Several technological developments have spurred the sharing of images in unprecedented volumes. The first is the ease with which images can be captured in a digital format by cameras, cellphones and other wearable sensory devices. The second is the Internet that allows transfer of digital image content to anyone, anywhere in the world. Finally, and most recently, the sharing of digital imagery has reached new heights by the massive adoption of social network platforms. All of a sudden images came with tags, and tagging, commenting, and rating of any digital image has become a common habit. Despite this downpour of images and tags, the problem of searching and finding a particular image is still largely unsolved. It has instead dilated the problem with the demand of reliable and objective image tags.
In this work we focus on challenges in content-based image retrieval in the context of social image platforms and tagging, with a unified review on three closely linked problems in the field, i.e., image tag assignment, tag refinement, and tag-based image retrieval.

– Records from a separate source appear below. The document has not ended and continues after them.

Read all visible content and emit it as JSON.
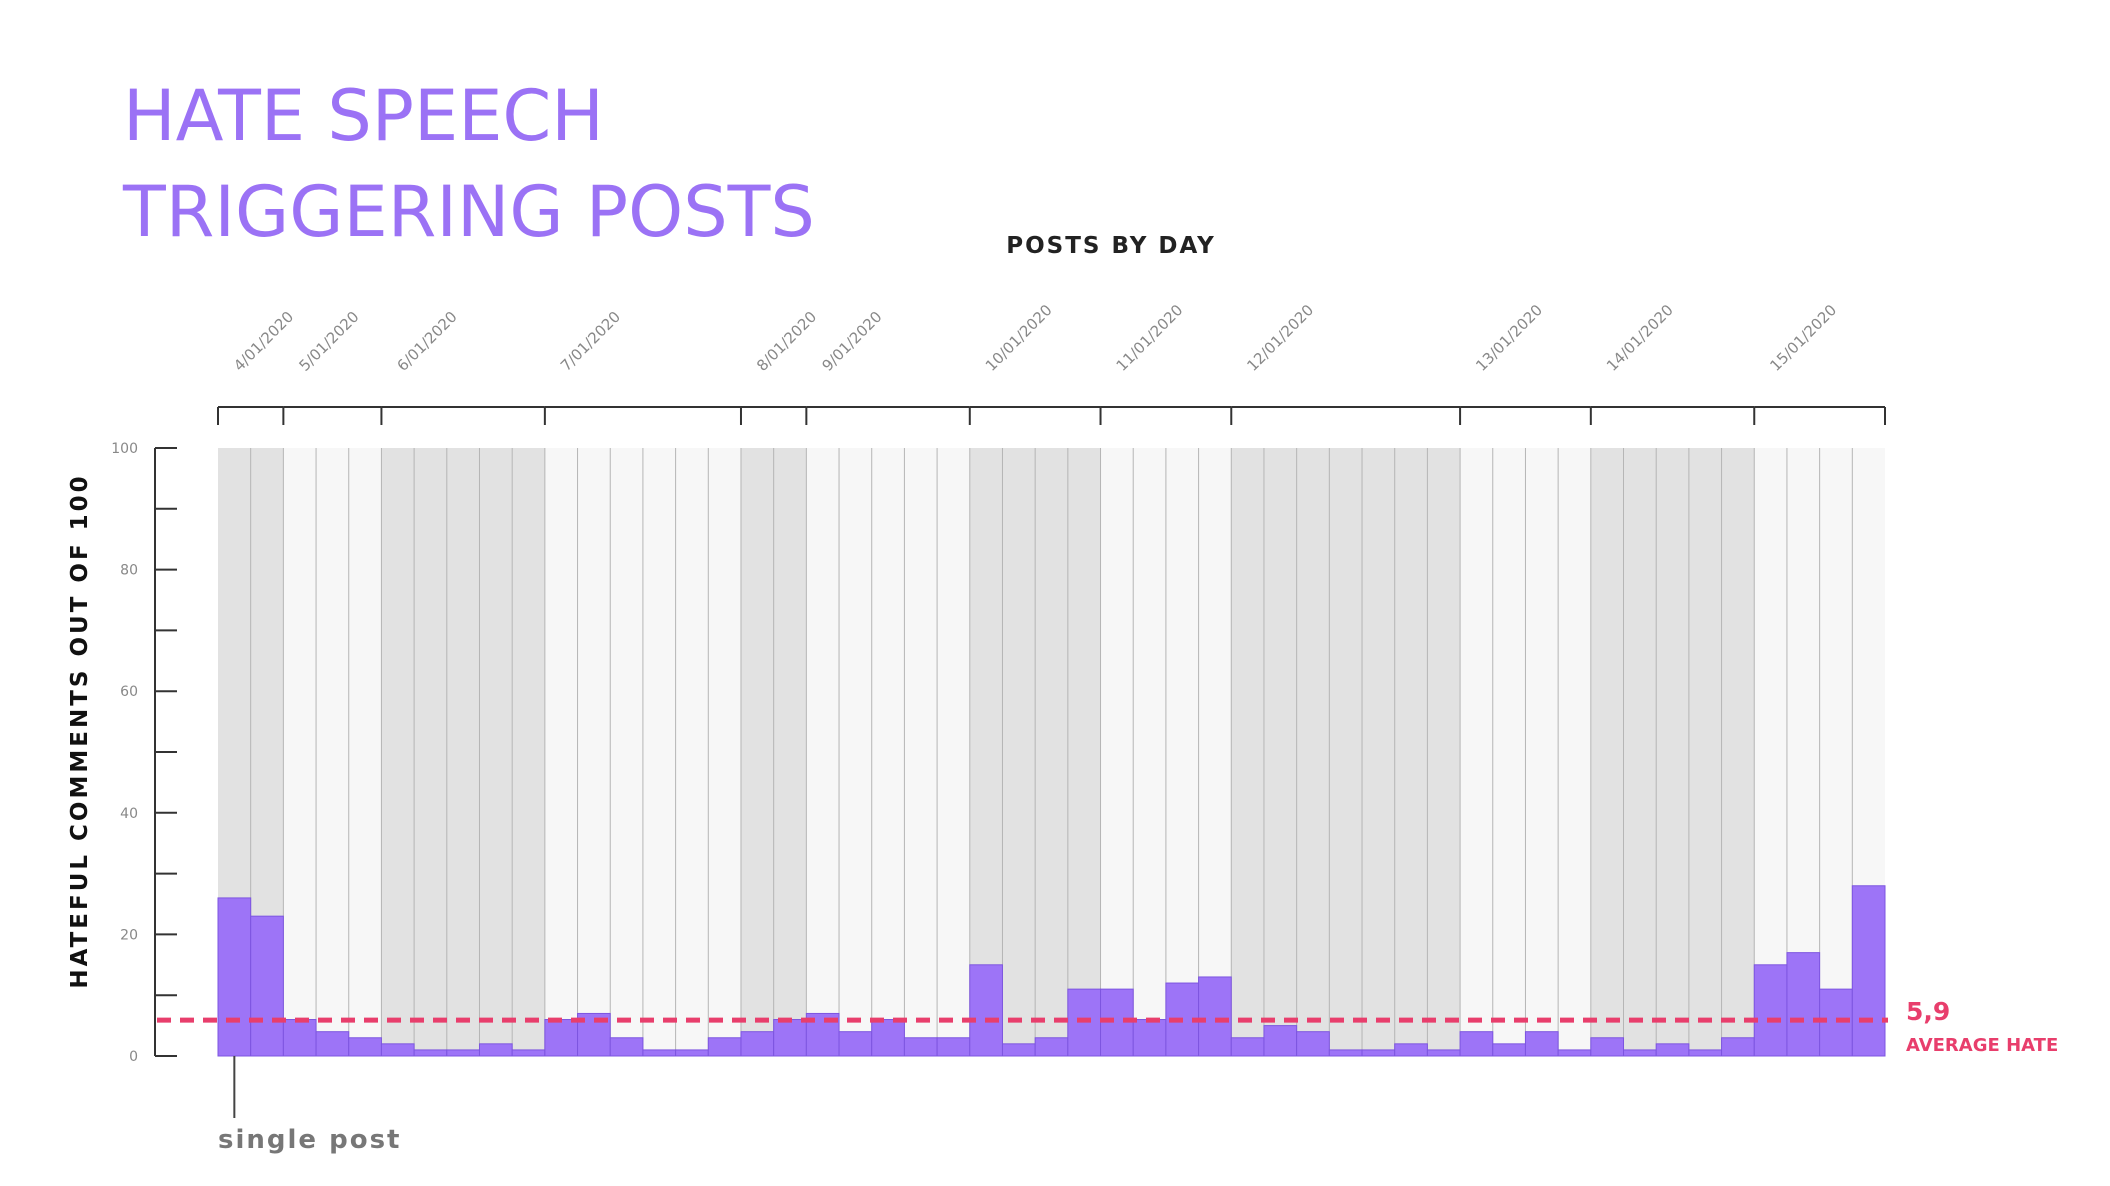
{
  "chart_data": {
    "type": "bar",
    "title_lines": [
      "HATE SPEECH",
      "TRIGGERING POSTS"
    ],
    "subtitle": "POSTS BY DAY",
    "y_label": "HATEFUL COMMENTS OUT OF 100",
    "groups": [
      {
        "label": "4/01/2020",
        "posts": 2
      },
      {
        "label": "5/01/2020",
        "posts": 3
      },
      {
        "label": "6/01/2020",
        "posts": 5
      },
      {
        "label": "7/01/2020",
        "posts": 6
      },
      {
        "label": "8/01/2020",
        "posts": 2
      },
      {
        "label": "9/01/2020",
        "posts": 5
      },
      {
        "label": "10/01/2020",
        "posts": 4
      },
      {
        "label": "11/01/2020",
        "posts": 4
      },
      {
        "label": "12/01/2020",
        "posts": 7
      },
      {
        "label": "13/01/2020",
        "posts": 4
      },
      {
        "label": "14/01/2020",
        "posts": 5
      },
      {
        "label": "15/01/2020",
        "posts": 4
      }
    ],
    "values": [
      26,
      23,
      6,
      4,
      3,
      2,
      1,
      1,
      2,
      1,
      6,
      7,
      3,
      1,
      1,
      3,
      4,
      6,
      7,
      4,
      6,
      3,
      3,
      15,
      2,
      3,
      11,
      11,
      6,
      12,
      13,
      3,
      5,
      4,
      1,
      1,
      2,
      1,
      4,
      2,
      4,
      1,
      3,
      1,
      2,
      1,
      3,
      15,
      17,
      11,
      28
    ],
    "color": "#9d74f7",
    "band_colors": [
      "#e2e2e2",
      "#f7f7f7"
    ],
    "ylim": [
      0,
      100
    ],
    "yticks": [
      0,
      20,
      40,
      60,
      80,
      100
    ],
    "minor_yticks": [
      10,
      30,
      50,
      70,
      90
    ],
    "average": {
      "value": 5.9,
      "label": "5,9",
      "name": "AVERAGE HATE",
      "color": "#e83e6c"
    },
    "annotation": "single post"
  }
}
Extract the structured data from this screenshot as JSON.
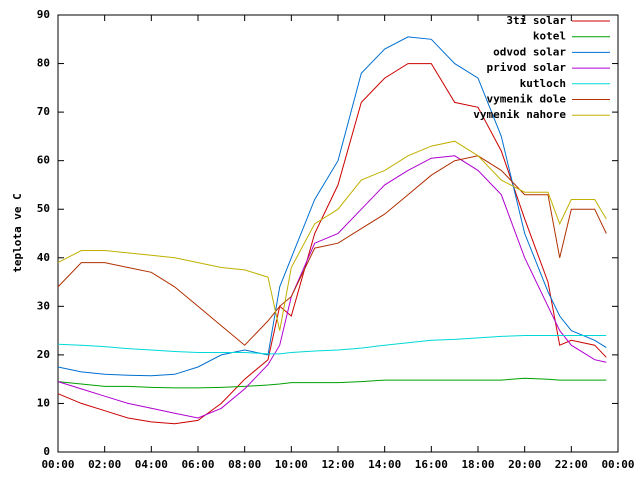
{
  "chart_data": {
    "type": "line",
    "ylabel": "teplota ve C",
    "x": [
      0,
      1,
      2,
      3,
      4,
      5,
      6,
      7,
      8,
      9,
      9.5,
      10,
      11,
      12,
      13,
      14,
      15,
      16,
      17,
      18,
      19,
      20,
      21,
      21.5,
      22,
      23,
      23.5
    ],
    "xlim": [
      0,
      24
    ],
    "xticks": [
      {
        "value": 0,
        "label": "00:00"
      },
      {
        "value": 2,
        "label": "02:00"
      },
      {
        "value": 4,
        "label": "04:00"
      },
      {
        "value": 6,
        "label": "06:00"
      },
      {
        "value": 8,
        "label": "08:00"
      },
      {
        "value": 10,
        "label": "10:00"
      },
      {
        "value": 12,
        "label": "12:00"
      },
      {
        "value": 14,
        "label": "14:00"
      },
      {
        "value": 16,
        "label": "16:00"
      },
      {
        "value": 18,
        "label": "18:00"
      },
      {
        "value": 20,
        "label": "20:00"
      },
      {
        "value": 22,
        "label": "22:00"
      },
      {
        "value": 24,
        "label": "00:00"
      }
    ],
    "ylim": [
      0,
      90
    ],
    "yticks": [
      0,
      10,
      20,
      30,
      40,
      50,
      60,
      70,
      80,
      90
    ],
    "legend": "top-right",
    "grid": false,
    "series": [
      {
        "name": "3ti solar",
        "color": "#cc0000",
        "values": [
          12,
          10,
          8.5,
          7,
          6.2,
          5.8,
          6.5,
          10,
          15,
          19,
          30,
          28,
          45,
          55,
          72,
          77,
          80,
          80,
          72,
          71,
          62,
          48,
          35,
          22,
          23,
          22,
          19.5
        ]
      },
      {
        "name": "kotel",
        "color": "#00a000",
        "values": [
          14.5,
          14,
          13.5,
          13.5,
          13.3,
          13.2,
          13.2,
          13.3,
          13.5,
          13.8,
          14,
          14.3,
          14.3,
          14.3,
          14.5,
          14.8,
          14.8,
          14.8,
          14.8,
          14.8,
          14.8,
          15.2,
          15,
          14.8,
          14.8,
          14.8,
          14.8
        ]
      },
      {
        "name": "odvod solar",
        "color": "#0070d0",
        "values": [
          17.5,
          16.5,
          16,
          15.8,
          15.7,
          16,
          17.5,
          20,
          21,
          20,
          34,
          40,
          52,
          60,
          78,
          83,
          85.5,
          85,
          80,
          77,
          65,
          45,
          33,
          28,
          25,
          23,
          21.5
        ]
      },
      {
        "name": "privod solar",
        "color": "#b000d0",
        "values": [
          14.5,
          13,
          11.5,
          10,
          9,
          8,
          7,
          9,
          13,
          18,
          22,
          32,
          43,
          45,
          50,
          55,
          58,
          60.5,
          61,
          58,
          53,
          40,
          30,
          25,
          22,
          19,
          18.5
        ]
      },
      {
        "name": "kutloch",
        "color": "#00d8d8",
        "values": [
          22.2,
          22,
          21.7,
          21.3,
          21,
          20.7,
          20.5,
          20.5,
          20.5,
          20.2,
          20.2,
          20.5,
          20.8,
          21,
          21.4,
          22,
          22.5,
          23,
          23.2,
          23.5,
          23.8,
          24,
          24,
          24,
          24,
          24,
          24
        ]
      },
      {
        "name": "vymenik dole",
        "color": "#b03000",
        "values": [
          34,
          39,
          39,
          38,
          37,
          34,
          30,
          26,
          22,
          27,
          30,
          32,
          42,
          43,
          46,
          49,
          53,
          57,
          60,
          61,
          58,
          53,
          53,
          40,
          50,
          50,
          45
        ]
      },
      {
        "name": "vymenik nahore",
        "color": "#c0b000",
        "values": [
          39,
          41.5,
          41.5,
          41,
          40.5,
          40,
          39,
          38,
          37.5,
          36,
          25,
          38,
          47,
          50,
          56,
          58,
          61,
          63,
          64,
          61,
          56,
          53.5,
          53.5,
          47,
          52,
          52,
          48
        ]
      }
    ]
  }
}
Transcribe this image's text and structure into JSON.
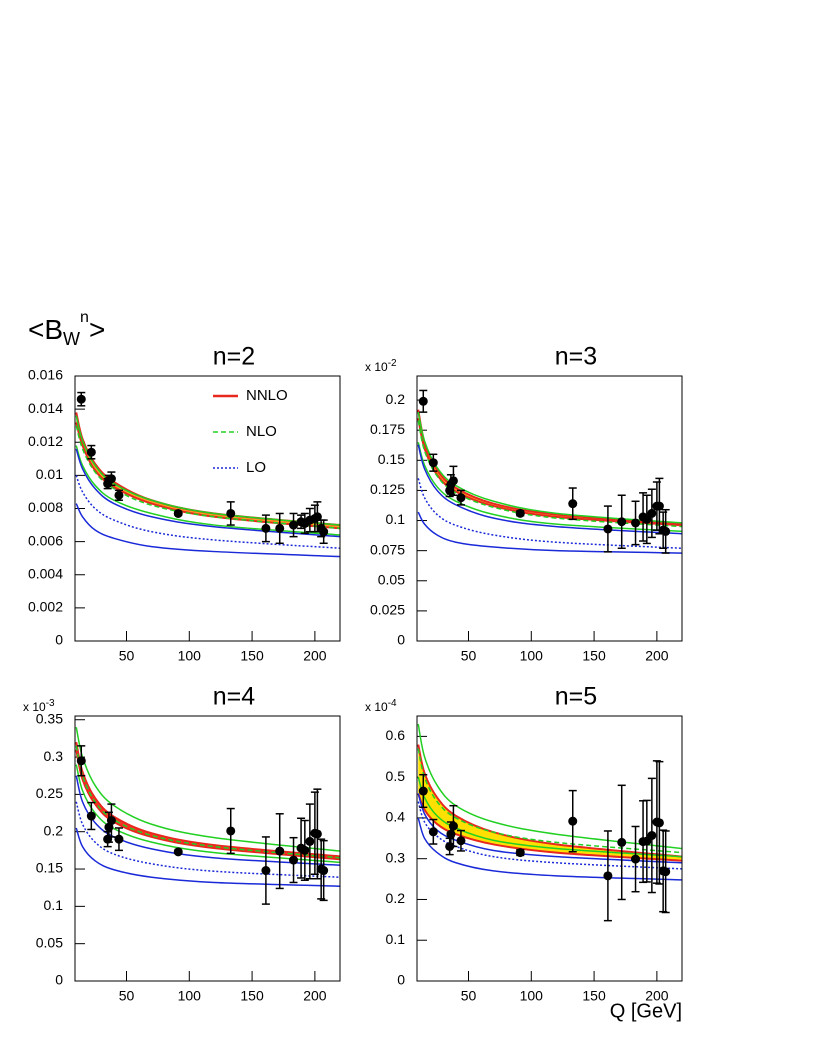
{
  "ylabel": {
    "open": "<B",
    "sub": "W",
    "sup": "n",
    "close": ">"
  },
  "xlabel": "Q [GeV]",
  "chart_data": [
    {
      "type": "line",
      "title": "n=2",
      "xlim": [
        9,
        220
      ],
      "xticks": [
        50,
        100,
        150,
        200
      ],
      "ylim": [
        0,
        0.016
      ],
      "yticks": [
        0,
        0.002,
        0.004,
        0.006,
        0.008,
        0.01,
        0.012,
        0.014,
        0.016
      ],
      "curve_x": [
        10,
        15,
        25,
        40,
        70,
        120,
        220
      ],
      "series": [
        {
          "name": "NNLO",
          "color": "#e8281e",
          "fill": "#ffa020",
          "style": "solid",
          "high": [
            0.0138,
            0.0122,
            0.0107,
            0.0096,
            0.0085,
            0.0077,
            0.007
          ],
          "low": [
            0.0132,
            0.0118,
            0.0103,
            0.0093,
            0.0083,
            0.0075,
            0.0068
          ]
        },
        {
          "name": "NLO",
          "color": "#22d022",
          "style": "dashed",
          "central": [
            0.013,
            0.0116,
            0.0102,
            0.0092,
            0.0082,
            0.0075,
            0.0068
          ],
          "high": [
            0.0136,
            0.0121,
            0.0106,
            0.0095,
            0.0085,
            0.0077,
            0.007
          ],
          "low": [
            0.0118,
            0.0106,
            0.0094,
            0.0085,
            0.0077,
            0.007,
            0.0064
          ]
        },
        {
          "name": "LO",
          "color": "#1a2ad8",
          "style": "dotted",
          "central": [
            0.01,
            0.009,
            0.008,
            0.0073,
            0.0066,
            0.0061,
            0.0056
          ],
          "high": [
            0.0116,
            0.0104,
            0.0092,
            0.0083,
            0.0075,
            0.0069,
            0.0063
          ],
          "low": [
            0.0083,
            0.0075,
            0.0067,
            0.0062,
            0.0057,
            0.0054,
            0.0051
          ]
        }
      ],
      "points": {
        "x": [
          14,
          22,
          35,
          36,
          38,
          44,
          91.2,
          133,
          161,
          172,
          183,
          189,
          192,
          196,
          200,
          202,
          205,
          207
        ],
        "values": [
          0.0146,
          0.0114,
          0.0095,
          0.0097,
          0.0098,
          0.0088,
          0.0077,
          0.0077,
          0.0068,
          0.0068,
          0.007,
          0.0072,
          0.0071,
          0.0073,
          0.0074,
          0.0075,
          0.0068,
          0.0066
        ],
        "errors": [
          0.0004,
          0.0004,
          0.0003,
          0.0003,
          0.0004,
          0.0003,
          0.0001,
          0.0007,
          0.0008,
          0.0009,
          0.0007,
          0.0004,
          0.0006,
          0.0007,
          0.0008,
          0.0009,
          0.0005,
          0.0007
        ]
      }
    },
    {
      "type": "line",
      "title": "n=3",
      "scale_label": {
        "base": "x 10",
        "exponent": "-2"
      },
      "xlim": [
        9,
        220
      ],
      "xticks": [
        50,
        100,
        150,
        200
      ],
      "ylim": [
        0,
        0.22
      ],
      "yticks": [
        0,
        0.025,
        0.05,
        0.075,
        0.1,
        0.125,
        0.15,
        0.175,
        0.2
      ],
      "curve_x": [
        10,
        15,
        25,
        40,
        70,
        120,
        220
      ],
      "series": [
        {
          "color": "#e8281e",
          "fill": "#ffa020",
          "style": "solid",
          "high": [
            0.192,
            0.165,
            0.142,
            0.127,
            0.114,
            0.105,
            0.097
          ],
          "low": [
            0.185,
            0.16,
            0.138,
            0.124,
            0.112,
            0.103,
            0.096
          ]
        },
        {
          "color": "#22d022",
          "style": "dashed",
          "central": [
            0.183,
            0.158,
            0.137,
            0.123,
            0.111,
            0.102,
            0.095
          ],
          "high": [
            0.19,
            0.166,
            0.144,
            0.129,
            0.116,
            0.106,
            0.098
          ],
          "low": [
            0.165,
            0.146,
            0.128,
            0.116,
            0.105,
            0.097,
            0.091
          ]
        },
        {
          "color": "#1a2ad8",
          "style": "dotted",
          "central": [
            0.135,
            0.119,
            0.105,
            0.096,
            0.088,
            0.082,
            0.077
          ],
          "high": [
            0.163,
            0.143,
            0.125,
            0.113,
            0.102,
            0.095,
            0.089
          ],
          "low": [
            0.107,
            0.097,
            0.088,
            0.082,
            0.078,
            0.075,
            0.073
          ]
        }
      ],
      "points": {
        "x": [
          14,
          22,
          35,
          36,
          38,
          44,
          91.2,
          133,
          161,
          172,
          183,
          189,
          192,
          196,
          200,
          202,
          205,
          207
        ],
        "values": [
          0.199,
          0.148,
          0.125,
          0.13,
          0.133,
          0.119,
          0.106,
          0.114,
          0.093,
          0.099,
          0.098,
          0.103,
          0.101,
          0.106,
          0.112,
          0.112,
          0.092,
          0.091
        ],
        "errors": [
          0.009,
          0.007,
          0.005,
          0.008,
          0.012,
          0.006,
          0.002,
          0.013,
          0.019,
          0.022,
          0.018,
          0.02,
          0.02,
          0.02,
          0.02,
          0.023,
          0.015,
          0.018
        ]
      }
    },
    {
      "type": "line",
      "title": "n=4",
      "scale_label": {
        "base": "x 10",
        "exponent": "-3"
      },
      "xlim": [
        9,
        220
      ],
      "xticks": [
        50,
        100,
        150,
        200
      ],
      "ylim": [
        0,
        0.355
      ],
      "yticks": [
        0,
        0.05,
        0.1,
        0.15,
        0.2,
        0.25,
        0.3,
        0.35
      ],
      "curve_x": [
        10,
        15,
        25,
        40,
        70,
        120,
        220
      ],
      "series": [
        {
          "color": "#e8281e",
          "fill": "#ff3020",
          "style": "solid",
          "high": [
            0.32,
            0.28,
            0.245,
            0.22,
            0.198,
            0.182,
            0.167
          ],
          "low": [
            0.31,
            0.27,
            0.237,
            0.213,
            0.193,
            0.178,
            0.163
          ]
        },
        {
          "color": "#22d022",
          "style": "dashed",
          "central": [
            0.315,
            0.275,
            0.24,
            0.216,
            0.195,
            0.18,
            0.165
          ],
          "high": [
            0.34,
            0.3,
            0.262,
            0.235,
            0.21,
            0.192,
            0.174
          ],
          "low": [
            0.29,
            0.255,
            0.225,
            0.204,
            0.186,
            0.172,
            0.159
          ]
        },
        {
          "color": "#1a2ad8",
          "style": "dotted",
          "central": [
            0.24,
            0.21,
            0.186,
            0.17,
            0.157,
            0.147,
            0.139
          ],
          "high": [
            0.275,
            0.24,
            0.212,
            0.193,
            0.177,
            0.165,
            0.155
          ],
          "low": [
            0.205,
            0.18,
            0.161,
            0.149,
            0.139,
            0.132,
            0.127
          ]
        }
      ],
      "points": {
        "x": [
          14,
          22,
          35,
          36,
          38,
          44,
          91.2,
          133,
          161,
          172,
          183,
          189,
          192,
          196,
          200,
          202,
          205,
          207
        ],
        "values": [
          0.295,
          0.221,
          0.19,
          0.206,
          0.215,
          0.19,
          0.173,
          0.201,
          0.148,
          0.174,
          0.162,
          0.178,
          0.175,
          0.187,
          0.198,
          0.197,
          0.15,
          0.148
        ],
        "errors": [
          0.02,
          0.018,
          0.01,
          0.02,
          0.022,
          0.015,
          0.002,
          0.03,
          0.045,
          0.05,
          0.03,
          0.04,
          0.04,
          0.05,
          0.055,
          0.06,
          0.04,
          0.04
        ]
      }
    },
    {
      "type": "line",
      "title": "n=5",
      "scale_label": {
        "base": "x 10",
        "exponent": "-4"
      },
      "xlim": [
        9,
        220
      ],
      "xticks": [
        50,
        100,
        150,
        200
      ],
      "ylim": [
        0,
        0.65
      ],
      "yticks": [
        0,
        0.1,
        0.2,
        0.3,
        0.4,
        0.5,
        0.6
      ],
      "curve_x": [
        10,
        15,
        25,
        40,
        70,
        120,
        220
      ],
      "series": [
        {
          "color": "#e8281e",
          "fill": "#ffe000",
          "style": "solid",
          "high": [
            0.58,
            0.51,
            0.45,
            0.405,
            0.365,
            0.335,
            0.305
          ],
          "low": [
            0.46,
            0.42,
            0.385,
            0.36,
            0.335,
            0.315,
            0.295
          ]
        },
        {
          "color": "#22d022",
          "style": "dashed",
          "central": [
            0.57,
            0.5,
            0.44,
            0.4,
            0.365,
            0.34,
            0.315
          ],
          "high": [
            0.63,
            0.55,
            0.48,
            0.43,
            0.39,
            0.36,
            0.325
          ],
          "low": [
            0.5,
            0.45,
            0.405,
            0.375,
            0.345,
            0.325,
            0.305
          ]
        },
        {
          "color": "#1a2ad8",
          "style": "dotted",
          "central": [
            0.44,
            0.39,
            0.355,
            0.33,
            0.305,
            0.29,
            0.275
          ],
          "high": [
            0.46,
            0.41,
            0.37,
            0.345,
            0.32,
            0.305,
            0.29
          ],
          "low": [
            0.4,
            0.35,
            0.315,
            0.29,
            0.27,
            0.258,
            0.248
          ]
        }
      ],
      "points": {
        "x": [
          14,
          22,
          35,
          36,
          38,
          44,
          91.2,
          133,
          161,
          172,
          183,
          189,
          192,
          196,
          200,
          202,
          205,
          207
        ],
        "values": [
          0.466,
          0.366,
          0.33,
          0.36,
          0.38,
          0.344,
          0.315,
          0.392,
          0.258,
          0.34,
          0.299,
          0.342,
          0.343,
          0.357,
          0.39,
          0.388,
          0.27,
          0.268
        ],
        "errors": [
          0.04,
          0.03,
          0.02,
          0.03,
          0.05,
          0.025,
          0.007,
          0.075,
          0.11,
          0.14,
          0.08,
          0.1,
          0.1,
          0.14,
          0.15,
          0.15,
          0.1,
          0.1
        ]
      }
    }
  ]
}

Existing works in tag assignment, refinement, and retrieval vary in terms of their targeted tasks and methodology, making it non-trivial to interpret them within a unified framework. We reckon that all works rely on the key functionality of tag relevance, i.e., estimating the relevance of a specific tag with respect to the visual content of a given image. Given such a tag relevance function, one can perform tag assignment and refinement by sorting tags in light of the function, and retrieve images by sorting them accordingly. We present a taxonomy, which structures the rich literature along two dimensions, namely media and learning. The media dimension characterizes what essential information the tag relevance function exploits, while the learning dimension depicts how such information is exploited. With this taxonomy, we discuss connections and difference between the many methods, their advantages as well as limitations.
Comparative evaluation of methods and systems is imperative to appreciate progress. In spite of the growing literature in the field, there is a lack of consensus on the performance of the individual methods. This is largely due to the fact that existing works either use homemade data, which are not publicly accessible, or use selected subsets of benchmark data. Consequently we present an open-source test bed, with training sets of different sizes to evaluate methods of varied learning complexity, and three test sets contributed by various research groups. A selected set of eleven representative works, i.e., SemanticField, TagRanking, KNN, TagVote, TagProp, TagCooccur, TagCooccur+, TagFeature, RelExample, RobustPCA, TensorAnalysis, have been implemented and evaluated on the test bed for tag assignment, refinement, and/or retrieval.
We also developed a tutorial that we published in CVPR 2016 and ACM Multimedia 2015, where we also provide a practice session for hands on experience with the methods, software, and datasets. For each method a front-end pipeline is implemented, allowing users to conduct tag relevance learning from scratch, obtain tag ranks and image ranks accordingly, and report multiple performance metrics including image-centric Mean image Average Precision (MiAP), tag-centric Mean Average Precision (MAP), and Normalized Discounted Cumulative Gain (NDCG). In addition, python wrappers for C and Matlab code are given for the ease of cross-platform use.
We conclude the research with our perspective on the many challenges and opportunities ahead for the multimedia community.